All he’d thought about until that moment was the parts of the apple tree you could see, what was above ground. He hadn’t considered what lay below the ground, the parts of the apple tree you couldn’t see. All he’d done was spread manure and cut the weeds so they didn’t deplete the nutrients. Concerned about the condition of the leaves, he’d forgotten the apples’ roots. The oak tree had been growing vigorously in just that sort of grass. Were the grasses which grew around them the very reason the oaks were so healthy? This soft soil is not made by man. It’s a product of all the plants and animals living there. Fallen leaves and dead grass accumulating over the years are broken down by insects and tiny organisms and turned into soil. The roots of acorns and grass seeds which fall onto the soil go deep into the earth, breaking it up. Countless fungi and bacteria live both in the soil and on the surface of grasses and trees. Among these there are beneficial as well as harmful bacteria.

It dawned on him that no creatures live independently in nature. All life was interdependent, each life supporting another. He ought to have realized this before, but had overlooked the most important thing in his enthusiasm to look after his apples. All he’d been doing was searching for a means of killing pests and preventing disease in place of pesticides. He was trying to apply manure, cut weeds, and isolate his apple trees from the surrounding nature. He’d given no thought to what gives apple trees life. Even though he’d not been using pesticides, it was just the same as if he had.

He had simply thought that the apple trees were weakening due to disease and pests. So, if he could just get rid of them, the apple trees would return to health.
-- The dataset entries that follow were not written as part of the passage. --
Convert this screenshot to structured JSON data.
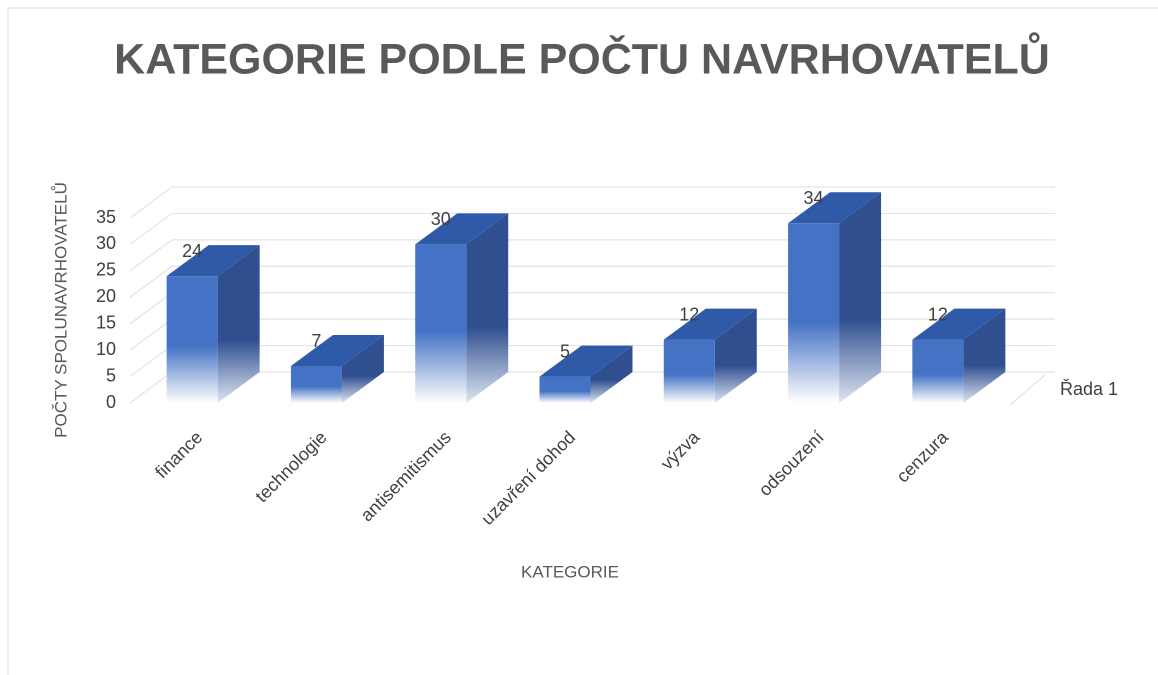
{
  "chart_data": {
    "type": "bar",
    "title": "KATEGORIE PODLE POČTU NAVRHOVATELŮ",
    "x_label": "KATEGORIE",
    "y_label": "POČTY SPOLUNAVRHOVATELŮ",
    "categories": [
      "finance",
      "technologie",
      "antisemitismus",
      "uzavření dohod",
      "výzva",
      "odsouzení",
      "cenzura"
    ],
    "series": [
      {
        "name": "Řada 1",
        "color": "#4472c4",
        "values": [
          24,
          7,
          30,
          5,
          12,
          34,
          12
        ]
      }
    ],
    "ylim": [
      0,
      35
    ],
    "yticks": [
      0,
      5,
      10,
      15,
      20,
      25,
      30,
      35
    ],
    "grid": true
  }
}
But this wasn’t the case. Pests and disease were, rather, a result. The apple trees were weakening so insects and disease were increasing. The oak trees ought to be vulnerable to attack by pests and disease. The reason they were so healthy was because they could protect themselves without the help of pesticides. They were in their natural state. The apple trees were suffering so badly from insects and disease because they had lost their natural strength.

However far he dug, the earth remained soft, and very slightly warm. He thought of the invisible, minute organisms living in it. If he could only regenerate the soil in the orchards, the roots of the apple trees were sure to grow. Then, like the oak trees, they would return to health. It wasn’t so much that he thought this; deep down inside he was certain that this would be the case.

He’d found the answer at last. To make sure, he dug the soil with his hands, smelt it, and again put some in his mouth and tasted it. He then pulled up some grass and checked, with trembling fingers, what the soft roots felt like. The full moon, gleaming white in the heavens, shone on his soil covered figure.